Hi Blonkel, This is a known scan issue. Once a scan comes we parallelise the work into multiple threads by scheduling all work to be done for it. All the new scans will scheduled behind the first scan. Internally we have 5 threads for scheduling these scan jobs. Low priority scan job uses one thread among the five threads and higher priority scan jobs uses all 5 threads. So if higher priority scan job scheduled after a lower priority scan job then some of its work will be scheduled in first thread which has already lower priority scan job. So for higher priority scan, 80% work will be finished and 20% of scan job will wait for lower priority scan job to finish.

Backup also uses scan internally.

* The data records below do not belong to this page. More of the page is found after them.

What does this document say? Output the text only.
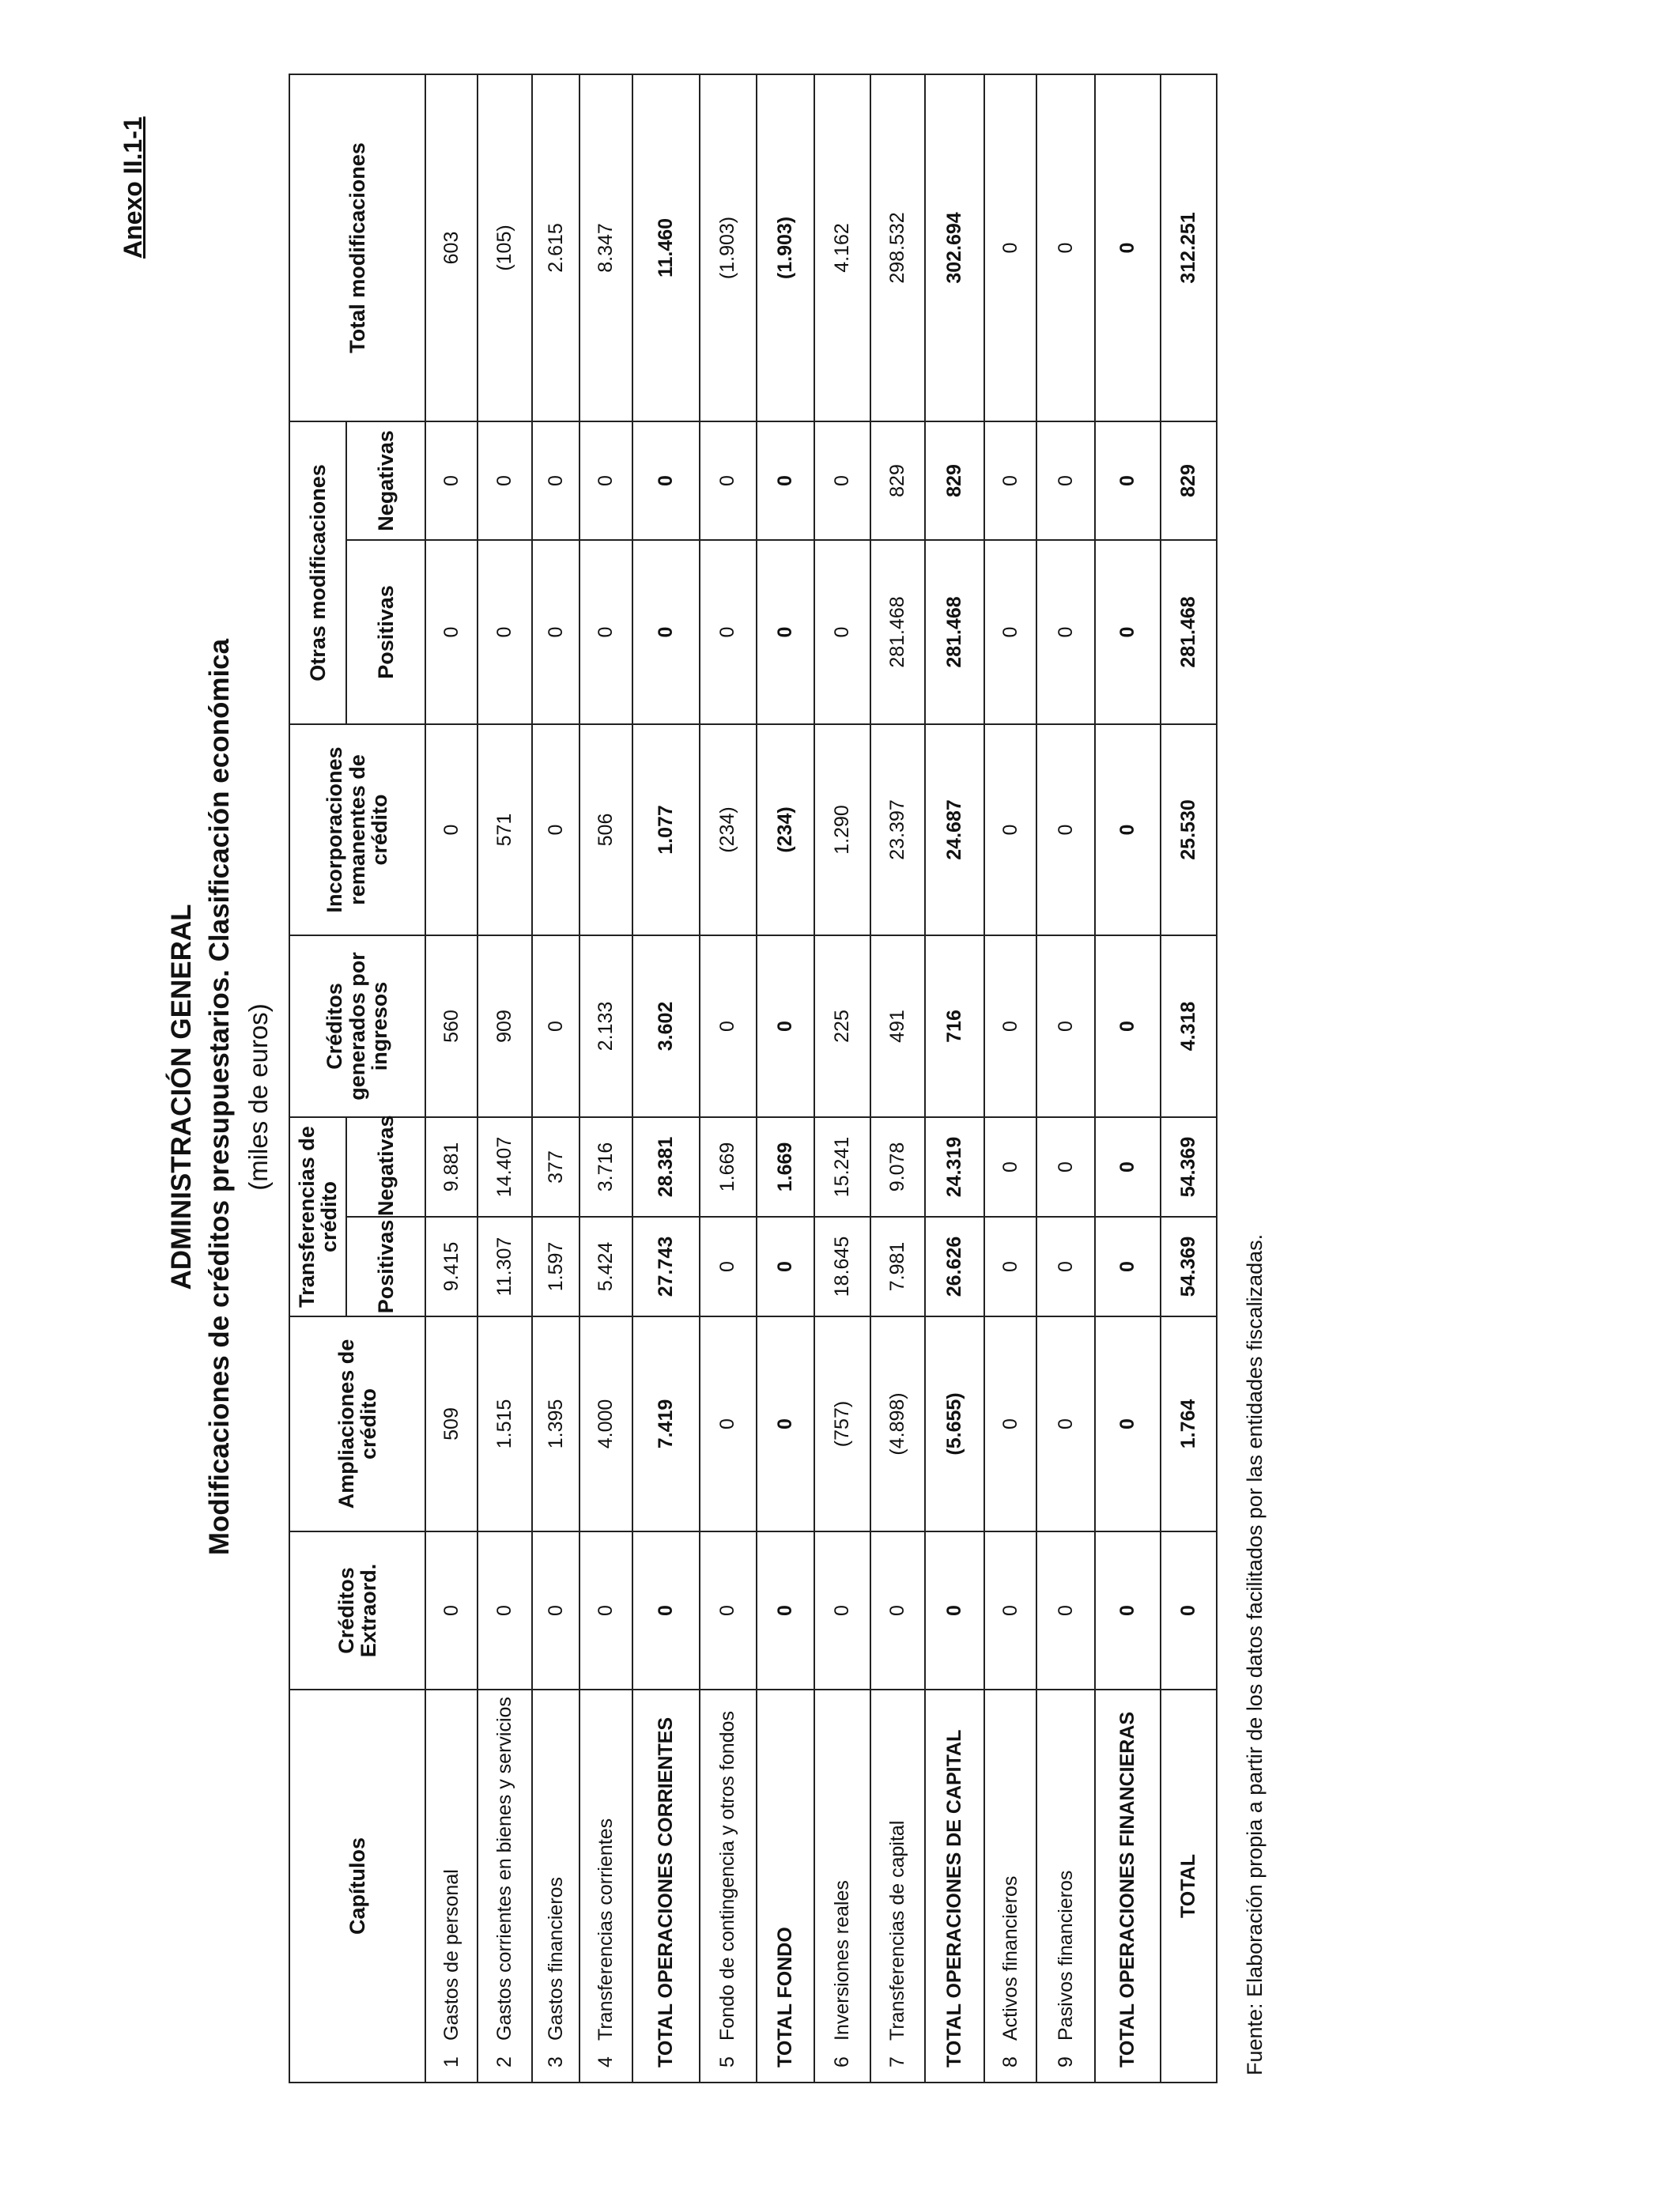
Anexo II.1-1
ADMINISTRACIÓN GENERAL Modificaciones de créditos presupuestarios. Clasificación económica (miles de euros)
Capítulos	Créditos Extraord.	Ampliaciones de crédito	Transferencias de crédito		Créditos generados por ingresos	Incorporaciones remanentes de crédito	Otras modificaciones		Total modificaciones
			Positivas	Negativas			Positivas	Negativas	
1Gastos de personal	0	509	9.415	9.881	560	0	0	0	603
2Gastos corrientes en bienes y servicios	0	1.515	11.307	14.407	909	571	0	0	(105)
3Gastos financieros	0	1.395	1.597	377	0	0	0	0	2.615
4Transferencias corrientes	0	4.000	5.424	3.716	2.133	506	0	0	8.347
TOTAL OPERACIONES CORRIENTES	0	7.419	27.743	28.381	3.602	1.077	0	0	11.460
5Fondo de contingencia y otros fondos	0	0	0	1.669	0	(234)	0	0	(1.903)
TOTAL FONDO	0	0	0	1.669	0	(234)	0	0	(1.903)
6Inversiones reales	0	(757)	18.645	15.241	225	1.290	0	0	4.162
7Transferencias de capital	0	(4.898)	7.981	9.078	491	23.397	281.468	829	298.532
TOTAL OPERACIONES DE CAPITAL	0	(5.655)	26.626	24.319	716	24.687	281.468	829	302.694
8Activos financieros	0	0	0	0	0	0	0	0	0
9Pasivos financieros	0	0	0	0	0	0	0	0	0
TOTAL OPERACIONES FINANCIERAS	0	0	0	0	0	0	0	0	0
TOTAL	0	1.764	54.369	54.369	4.318	25.530	281.468	829	312.251
Fuente: Elaboración propia a partir de los datos facilitados por las entidades fiscalizadas.
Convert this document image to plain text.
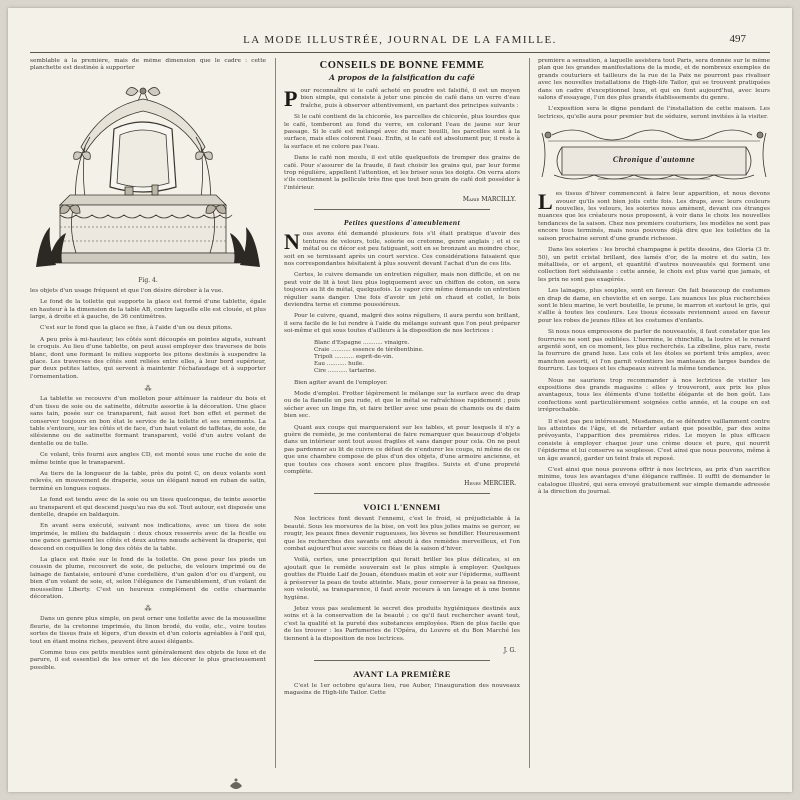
LA MODE ILLUSTRÉE, JOURNAL DE LA FAMILLE.	497

semblable à la première, mais de même dimension que le cadre : cette planchette est destinée à supporter

Fig. 4.

les objets d'un usage fréquent et que l'on désire dérober à la vue.

Le fond de la toilette qui supporte la glace est formé d'une tablette, égale en hauteur à la dimension de la table AB, contre laquelle elle est clouée, et plus large, à droite et à gauche, de 36 centimètres.

C'est sur le fond que la glace se fixe, à l'aide d'un ou deux pitons.

A peu près à mi-hauteur, les côtés sont découpés en pointes aiguës, suivant le croquis. Au lieu d'une tablette, on peut aussi employer des traverses de bois blanc, dont une formant le milieu supporte les pitons destinés à suspendre la glace. Les traverses des côtés sont reliées entre elles, à leur bord supérieur, par deux petites lattes, qui servent à maintenir l'échafaudage et à supporter l'ornementation.

⁂

La tablette se recouvre d'un molleton pour atténuer la raideur du bois et d'un tissu de soie ou de satinette, détruite assortie à la décoration. Une glace sans tain, posée sur ce transparent, fait aussi fort bon effet et permet de conserver toujours en bon état le service de la toilette et ses ornements. La table s'entoure, sur les côtés et de face, d'un haut volant de taffetas, de soie, de silésienne ou de satinette formant transparent, voilé d'un autre volant de dentelle ou de tulle.

Ce volant, très fourni aux angles CD, est monté sous une ruche de soie de même teinte que le transparent.

Au tiers de la longueur de la table, près du point C, on deux volants sont relevés, en mouvement de draperie, sous un élégant nœud en ruban de satin, terminé en longues coques.

Le fond est tendu avec de la soie ou un tissu quelconque, de teinte assortie au transparent et qui descend jusqu'au ras du sol. Tout autour, est disposée une dentelle, drapée en baldaquin.

En avant sera exécuté, suivant nos indications, avec un tissu de soie imprimée, le milieu du baldaquin : deux choux resserrés avec de la ficelle ou une gance garnissent les côtés et deux autres nœuds achèvent la draperie, qui descend en coquilles le long des côtés de la table.

La glace est fixée sur le fond de la toilette. On pose pour les pieds un coussin de plume, recouvert de soie, de peluche, de velours imprimé ou de lainage de fantaisie, entouré d'une cordelière, d'un galon d'or ou d'argent, ou bien d'un volant de soie, et, selon l'élégance de l'ameublement, d'un volant de mousseline Liberty. C'est un heureux complément de cette charmante décoration.

⁂

Dans un genre plus simple, on peut orner une toilette avec de la mousseline fleurie, de la cretonne imprimée, du linon brodé, du voile, etc., voire toutes sortes de tissus frais et légers, d'un dessin et d'un coloris agréables à l'œil qui, tout en étant moins riches, peuvent être aussi élégants.

Comme tous ces petits meubles sont généralement des objets de luxe et de parure, il est essentiel de les orner et de les décorer le plus gracieusement possible.

CONSEILS DE BONNE FEMME
A propos de la falsification du café

Pour reconnaître si le café acheté en poudre est falsifié, il est un moyen bien simple, qui consiste à jeter une pincée de café dans un verre d'eau fraîche, puis à observer attentivement, en partant des principes suivants :

Si le café contient de la chicorée, les parcelles de chicorée, plus lourdes que le café, tomberont au fond du verre, en colorant l'eau de jaune sur leur passage. Si le café est mélangé avec du marc bouilli, les parcelles sont à la surface, mais elles colorent l'eau. Enfin, si le café est absolument pur, il reste à la surface et ne colore pas l'eau.

Dans le café non moulu, il est utile quelquefois de tremper des grains de café. Pour s'assurer de la fraude, il faut choisir les grains qui, par leur forme trop régulière, appellent l'attention, et les briser sous les doigts. On verra alors s'ils contiennent la pellicule très fine que tout bon grain de café doit posséder à l'intérieur.

Marie MARCILLY.
Petites questions d'ameublement

Nous avons été demandé plusieurs fois s'il était pratique d'avoir des tentures de velours, toile, soierie ou cretonne, genre anglais ; et si ce métal ou ce décor est peu fatiguant, soit en se bronzant au moindre choc, soit en se ternissant après un court service. Ces considérations faisaient que nos correspondantes hésitaient à plus souvent devant l'achat d'un de ces lits.

Certes, le cuivre demande un entretien régulier, mais non difficile, et on ne peut voir de lit à tout lieu plus logiquement avec un chiffon de coton, on sera toujours au lit de métal, quelquefois. Le vapor cire même demande un entretien régulier sans danger. Une fois d'avoir un jeté on chaud et collet, le bois deviendra terne et comme poussiéreux.

Pour le cuivre, quand, malgré des soins réguliers, il aura perdu son brillant, il sera facile de le lui rendre à l'aide du mélange suivant que l'on peut préparer soi-même et qui sous toutes d'ailleurs à la disposition de nos lectrices :

Blanc d'Espagne ........... vinaigre.
Craie ........... essence de térébenthine.
Tripoli ........... esprit-de-vin.
Eau ........... huile.
Cire ........... tartarine.

Bien agiter avant de l'employer.

Mode d'emploi. Frotter légèrement le mélange sur la surface avec du drap ou de la flanelle un peu rude, et que le métal se rafraîchisse rapidement ; puis sécher avec un linge fin, et faire briller avec une peau de chamois ou de daim bien sec.

Quant aux coups qui marqueraient sur les tables, et pour lesquels il n'y a guère de remède, je me contenterai de faire remarquer que beaucoup d'objets dans un intérieur sont tout aussi fragiles et sans danger pour cela. On ne peut pas pardonner au lit de cuivre ce défaut de n'endurer les coups, ni même de ce que une chambre compose de plus d'un des objets, d'une armoire ancienne, et que toutes ces choses sont encore plus fragiles. Suivis et d'une propreté complète.

Henry MERCIER.
VOICI L'ENNEMI

Nos lectrices font devant l'ennemi, c'est le froid, si préjudiciable à la beauté. Sous les morsures de la bise, on voit les plus jolies mains se gercer, se rougir, les peaux fines devenir rugueuses, les lèvres se fendiller. Heureusement que les recherches des savants ont abouti à des remèdes merveilleux, et l'on combat aujourd'hui avec succès ce fléau de la saison d'hiver.

Voilà, certes, une prescription qui ferait briller les plus délicates, si on ajoutait que le remède souverain est le plus simple à employer. Quelques gouttes de Fluide Laif de Jouan, étendues matin et soir sur l'épiderme, suffisent à préserver la peau de toute atteinte. Mais, pour conserver à la peau sa finesse, son velouté, sa transparence, il faut avoir recours à un lavage et à une bonne hygiène.

Jetez vous pas seulement le secret des produits hygiéniques destinés aux soins et à la conservation de la beauté ; ce qu'il faut rechercher avant tout, c'est la qualité et la pureté des substances employées. Rien de plus facile que de les trouver : les Parfumeries de l'Opéra, du Louvre et du Bon Marché les tiennent à la disposition de nos lectrices.

J. G.
AVANT LA PREMIÈRE

C'est le 1er octobre qu'aura lieu, rue Auber, l'inauguration des nouveaux magasins de High-life Tailor. Cette

première a sensation, à laquelle assistera tout Paris, sera donnée sur le même plan que les grandes manifestations de la mode, et de nombreux exemples de grands couturiers et tailleurs de la rue de la Paix ne pourront pas rivaliser avec les nouvelles installations de High-life Tailor, qui se trouvent pratiquées dans un cadre d'exceptionnel luxe, et qui en font aujourd'hui, avec leurs salons d'essayage, l'un des plus grands établissements du genre.

L'exposition sera le digne pendant de l'installation de cette maison. Les lectrices, qu'elle aura pour premier but de séduire, seront invitées à la visiter.

Chronique d'automne

Les tissus d'hiver commencent à faire leur apparition, et nous devons avouer qu'ils sont bien jolis cette fois. Les draps, avec leurs couleurs nouvelles, les velours, les soieries nous amènent, devant ces étranges nuances que les créateurs nous proposent, à voir dans le choix les nouvelles tendances de la saison. Chez nos premiers couturiers, les modèles ne sont pas encore tous terminés, mais nous pouvons déjà dire que les toilettes de la saison prochaine seront d'une grande richesse.

Dans les soieries : les broché champagne à petits dessins, des Gloria (3 fr. 50), un petit cristal brillant, des lamés d'or, de la moire et du satin, les métallisés, or et argent, et quantité d'autres nouveautés qui forment une collection fort séduisante : cette année, le choix est plus varié que jamais, et les prix ne sont pas exagérés.

Les lainages, plus souples, sont en faveur. On fait beaucoup de costumes en drap de dame, en cheviotte et en serge. Les nuances les plus recherchées sont le bleu marine, le vert bouteille, le prune, le marron et surtout le gris, qui s'allie à toutes les couleurs. Les tissus écossais reviennent aussi en faveur pour les robes de jeunes filles et les costumes d'enfants.

Si nous nous empressons de parler de nouveautés, il faut constater que les fourrures ne sont pas oubliées. L'hermine, le chinchilla, la loutre et le renard argenté sont, en ce moment, les plus recherchés. La zibeline, plus rare, reste la fourrure de grand luxe. Les cols et les étoles se portent très amples, avec manchon assorti, et l'on garnit volontiers les manteaux de larges bandes de fourrure. Les toques et les chapeaux suivent la même tendance.

Nous ne saurions trop recommander à nos lectrices de visiter les expositions des grands magasins : elles y trouveront, aux prix les plus avantageux, tous les éléments d'une toilette élégante et de bon goût. Les confections sont particulièrement soignées cette année, et la coupe en est irréprochable.

Il n'est pas peu intéressant, Mesdames, de se défendre vaillamment contre les atteintes de l'âge, et de retarder autant que possible, par des soins prévoyants, l'apparition des premières rides. Le moyen le plus efficace consiste à employer chaque jour une crème douce et pure, qui nourrit l'épiderme et lui conserve sa souplesse. C'est ainsi que nous pouvons, même à un âge avancé, garder un teint frais et reposé.

C'est ainsi que nous pouvons offrir à nos lectrices, au prix d'un sacrifice minime, tous les avantages d'une élégance raffinée. Il suffit de demander le catalogue illustré, qui sera envoyé gratuitement sur simple demande adressée à la direction du journal.
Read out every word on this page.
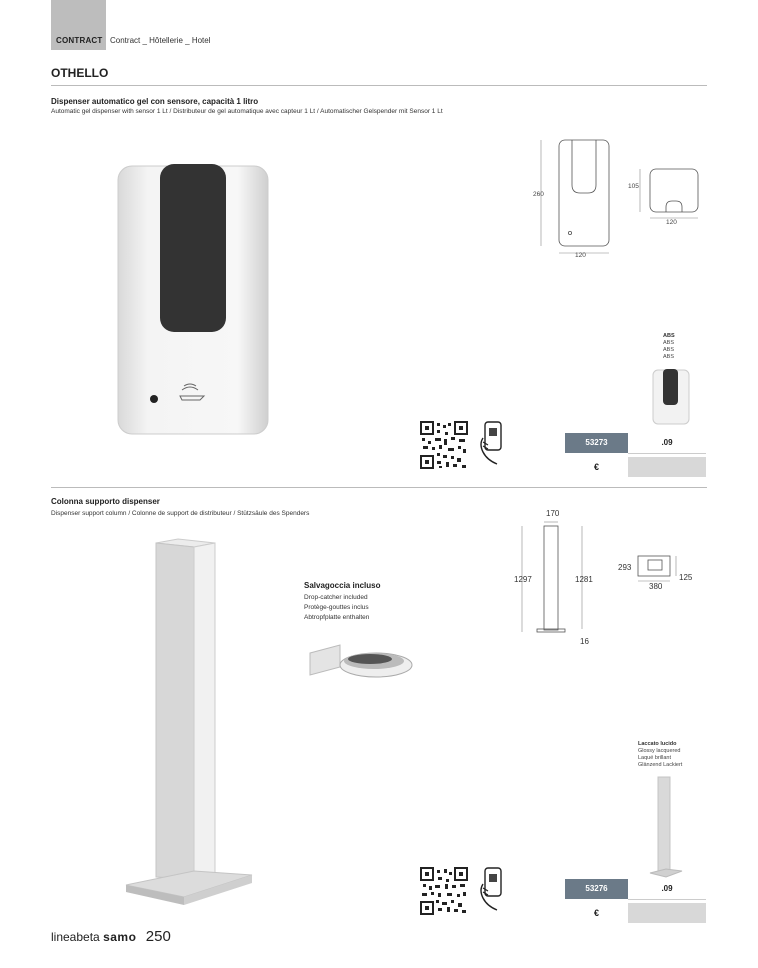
CONTRACT Contract _ Hôtellerie _ Hotel
OTHELLO
Dispenser automatico gel con sensore, capacità 1 litro
Automatic gel dispenser with sensor 1 Lt / Distributeur de gel automatique avec capteur 1 Lt / Automatischer Gelspender mit Sensor 1 Lt
260
120
105
120
ABS
ABS
ABS
ABS
53273	.09
€
Colonna supporto dispenser
Dispenser support column / Colonne de support de distributeur / Stützsäule des Spenders
Salvagoccia incluso
Drop-catcher included
Protège-gouttes inclus
Abtropfplatte enthalten
170
1297	1281
16
293
125
380
Laccato lucido
Glossy lacquered
Laqué brillant
Glänzend Lackiert
53276	.09
€
lineabeta samo 250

So it has same problem.

We are working on this to make all scan jobs run in parallel.


#3

Hello

Thank you for your fast answer. We badly need parallel working scan jobs, not only for the case of backups. Is there any estimated time when this issue is solved?


#4

Hi blonkel,

A JIRA has been filed to follow up on this; it’s AER-2986, just for reference.

Unfortunately, we do not provide time estimates for fixing issues in the Community Edition (the free version of our product).

Please stay tuned for updates on our progress.

Regards,

Maud


#5

@blonkel,

For the quickest notification once this issue is fixed, please check our server release notes page periodically. We will also update this forum topic once a new server release is out that fixes the issue.


#6

Sadly AER-2986 was not addressed with the 3.5.12 release. Any update on this issue?

We are using the Enterprise version.


#7

@blonkel,

This is a project we are actively working on. We will update you as soon as we have more information.


#8

@blonkel Scan rework has been done. You will not find a fix for AER-2986. But the entire scan has been reworked to have better performance and feature enhancement. You can use 3.6.0 release for the new scan.

Thanks


#9

The release notes for 3.6.0 indicate that scan improvement is one of the highlights of that release, and that AER-2986 has been fixed.